There’s an alternate reality where everyone makes a living wage and the cleanest buses you’ve ever seen arrive every other minute. Where the most intense songs are about confessing your love to a crush at the apple orchard, and where gentle feelings and chaotic energy are inseparable best friends. This is the timeline where cootie catcher is right at home. This Toronto based four-piece exudes both vulnerability and unbridled excitement, creating a sound that hypercharges the open-hearted tenderness of twee pop with spiraling synths and giddy electronics. Their new album Something We All Got is the clearest and most vibrant reading of cootie catcher’s vision yet, with songs of sweetness, nervousness, and expectancy that beam out unguarded.
After releasing music made primarily in basements, Something We All Got is the band’s first flirtation with studio recording. The edges are still sharp, however, with some parts assembled from time-honored lo-fi methods and fun, personally-sourced samples seeping into the production. The sound is explosive and upbeat, with euphoric guitars, bubbly synth lines, speedy live and programmed drums, and all other manner of sound constantly colliding. cootie catcher has three songwriters–Sophia Chavez (vocals, synths), Anita Fowl (vocals, bass), and Nolan Jakupovski (vocals, guitar)–all of whom have distinctive voices but manage to overlap in their writing on shared concerns like navigating the lines of romantic and platonic relationships, their city’s social scenes, and struggles in both the microcosmic experience of playing in a band and the zoomed-out challenges of living through late-stage capitalism.

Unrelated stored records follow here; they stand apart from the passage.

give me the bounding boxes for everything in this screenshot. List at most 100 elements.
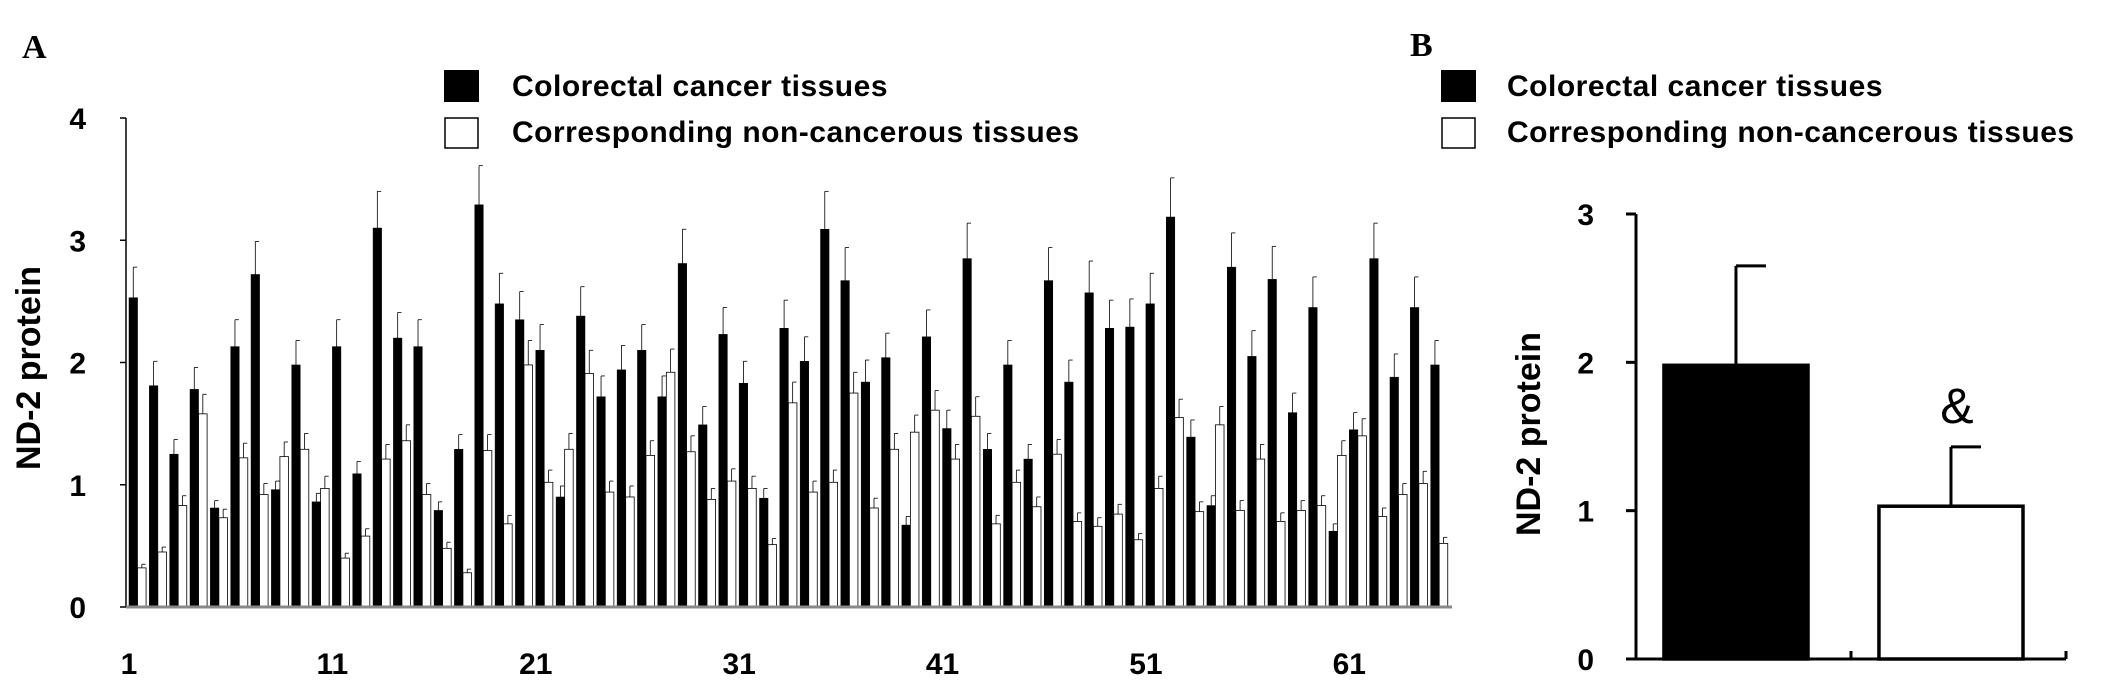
panel-a-legend: Colorectal cancer tissues Corresponding … bbox=[444, 70, 1080, 149]
bar-cancer bbox=[1043, 280, 1054, 608]
y-tick-label: 3 bbox=[1577, 199, 1594, 232]
x-tick-label: 61 bbox=[1333, 648, 1366, 681]
x-tick-label: 41 bbox=[926, 648, 959, 681]
bar-noncancer bbox=[1093, 525, 1103, 608]
x-tick-label: 31 bbox=[722, 648, 755, 681]
bar-cancer bbox=[189, 389, 199, 608]
bar-noncancer bbox=[1398, 494, 1408, 608]
bar-noncancer bbox=[1011, 481, 1022, 608]
legend-b-label-cancer: Colorectal cancer tissues bbox=[1507, 70, 1883, 103]
bar-noncancer bbox=[462, 572, 472, 608]
bar-noncancer bbox=[787, 402, 798, 608]
bar-noncancer bbox=[604, 491, 615, 608]
bar-cancer bbox=[576, 315, 586, 608]
bar-cancer bbox=[1145, 303, 1155, 608]
bar-cancer bbox=[250, 274, 260, 608]
legend-b-label-noncancer: Corresponding non-cancerous tissues bbox=[1507, 116, 2075, 149]
bar-noncancer bbox=[482, 450, 493, 608]
bar-cancer bbox=[1084, 292, 1094, 608]
bar-noncancer bbox=[828, 481, 838, 608]
panel-b-letter: B bbox=[1410, 27, 1433, 64]
bar-noncancer bbox=[1174, 417, 1184, 608]
bar-noncancer bbox=[1032, 506, 1042, 608]
bar-noncancer bbox=[340, 557, 350, 608]
bar-cancer bbox=[942, 428, 952, 608]
bar-cancer bbox=[596, 396, 606, 608]
bar-noncancer bbox=[625, 496, 635, 608]
bar-cancer bbox=[718, 334, 728, 608]
bar-cancer bbox=[169, 453, 179, 608]
bar-cancer bbox=[616, 369, 626, 608]
bar-cancer bbox=[1003, 364, 1013, 608]
bar-noncancer bbox=[869, 507, 879, 608]
bar-cancer bbox=[1125, 326, 1135, 608]
bar-cancer bbox=[1308, 307, 1318, 608]
bar-noncancer bbox=[910, 431, 920, 608]
bar-cancer bbox=[1662, 363, 1810, 661]
bar-noncancer bbox=[930, 409, 940, 608]
bar-cancer bbox=[271, 489, 281, 608]
bar-cancer bbox=[433, 510, 443, 608]
bar-noncancer bbox=[1215, 424, 1225, 608]
bar-cancer bbox=[881, 357, 891, 608]
panel-b-ylabel: ND-2 protein bbox=[1510, 332, 1548, 536]
bar-noncancer bbox=[686, 451, 696, 608]
y-tick-label: 1 bbox=[69, 470, 86, 503]
bar-cancer bbox=[820, 228, 830, 608]
panel-a-axes bbox=[125, 118, 1452, 609]
panel-b-axes bbox=[1634, 214, 2068, 661]
legend-b-swatch-cancer bbox=[1441, 70, 1476, 102]
bar-noncancer bbox=[1113, 513, 1123, 608]
legend-a-label-noncancer: Corresponding non-cancerous tissues bbox=[512, 116, 1080, 149]
legend-a-swatch-noncancer bbox=[444, 117, 479, 149]
bar-cancer bbox=[454, 449, 464, 608]
bar-noncancer bbox=[503, 523, 513, 608]
bar-cancer bbox=[413, 346, 423, 608]
bar-cancer bbox=[677, 263, 687, 608]
bar-cancer bbox=[799, 361, 809, 608]
x-tick-label: 21 bbox=[519, 648, 552, 681]
panel-a-y-ticks: 0 1 2 3 4 bbox=[69, 103, 126, 625]
bar-noncancer bbox=[1276, 521, 1286, 608]
bar-cancer bbox=[1104, 328, 1115, 608]
bar-cancer bbox=[474, 204, 484, 608]
bar-noncancer bbox=[584, 373, 594, 608]
significance-annotation: & bbox=[1940, 378, 1973, 434]
bar-cancer bbox=[1227, 266, 1237, 608]
bar-cancer bbox=[555, 496, 565, 608]
y-tick-label: 3 bbox=[69, 225, 86, 258]
bar-cancer bbox=[657, 396, 667, 608]
bar-noncancer bbox=[381, 458, 391, 608]
bar-noncancer bbox=[442, 547, 452, 608]
y-tick-label: 0 bbox=[1577, 644, 1594, 677]
bar-noncancer bbox=[157, 551, 167, 608]
legend-b-swatch-noncancer bbox=[1441, 117, 1476, 149]
bar-cancer bbox=[637, 350, 647, 608]
bar-cancer bbox=[352, 473, 362, 608]
panel-b-y-ticks: 0 1 2 3 bbox=[1577, 199, 1636, 677]
bar-noncancer bbox=[218, 517, 228, 608]
bar-cancer bbox=[901, 524, 911, 608]
bar-noncancer bbox=[1296, 510, 1306, 608]
bar-noncancer bbox=[1072, 521, 1083, 608]
bar-noncancer bbox=[889, 448, 900, 608]
bar-cancer bbox=[128, 297, 138, 608]
bar-noncancer bbox=[320, 488, 330, 608]
bar-noncancer bbox=[1052, 453, 1062, 608]
x-tick-label: 11 bbox=[317, 648, 349, 681]
bar-noncancer bbox=[665, 371, 676, 608]
bar-noncancer bbox=[808, 491, 818, 608]
bar-cancer bbox=[1166, 216, 1176, 608]
bar-cancer bbox=[962, 258, 972, 608]
bar-cancer bbox=[372, 227, 382, 608]
bar-cancer bbox=[1064, 381, 1074, 608]
bar-cancer bbox=[535, 350, 545, 608]
x-tick-label: 1 bbox=[121, 648, 138, 681]
bar-noncancer bbox=[1337, 455, 1347, 608]
y-tick-label: 2 bbox=[69, 348, 86, 381]
legend-a-label-cancer: Colorectal cancer tissues bbox=[512, 70, 888, 103]
y-tick-label: 2 bbox=[1577, 347, 1594, 380]
panel-b-legend: Colorectal cancer tissues Corresponding … bbox=[1441, 70, 2075, 149]
panel-a-bars bbox=[128, 165, 1449, 608]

Joy still touches every surface of Something We All Got. “Quarter Note Rock” bounces around the room in a fit of jangling guitar chords, scratched samples, and interplay between breakbeat loops and somersaulting live drums. It’s a blast of positivity despite lyrics about how disappointing it can be to meet your heroes. A smiling electro pop instrumental supports having to step painfully away from an almost realized love on “Gingham Dress,” a song that subverts themes of domesticity as a backdrop for the dashed wilt of hopeless devotion. The ‘non-confrontational anthem’ “Puzzle Pop” cascades and soars through an examination of needing to ask more from others before concluding in a swirl of samples.
cootie catcher rolls down hills and jumps through flaming hoops throughout Something We All Got without ever muting the visceral emotions that drive these songs. There’s a palpable tension between the band’s exhilarating sonics and the raw, often uneasy sentiments expressed, but it’s an integral part of what makes them unique. Rather than hide, cootie catcher is instead fearlessly direct, running full-speed toward every confusion and excitement, and embracing the reality they’re in.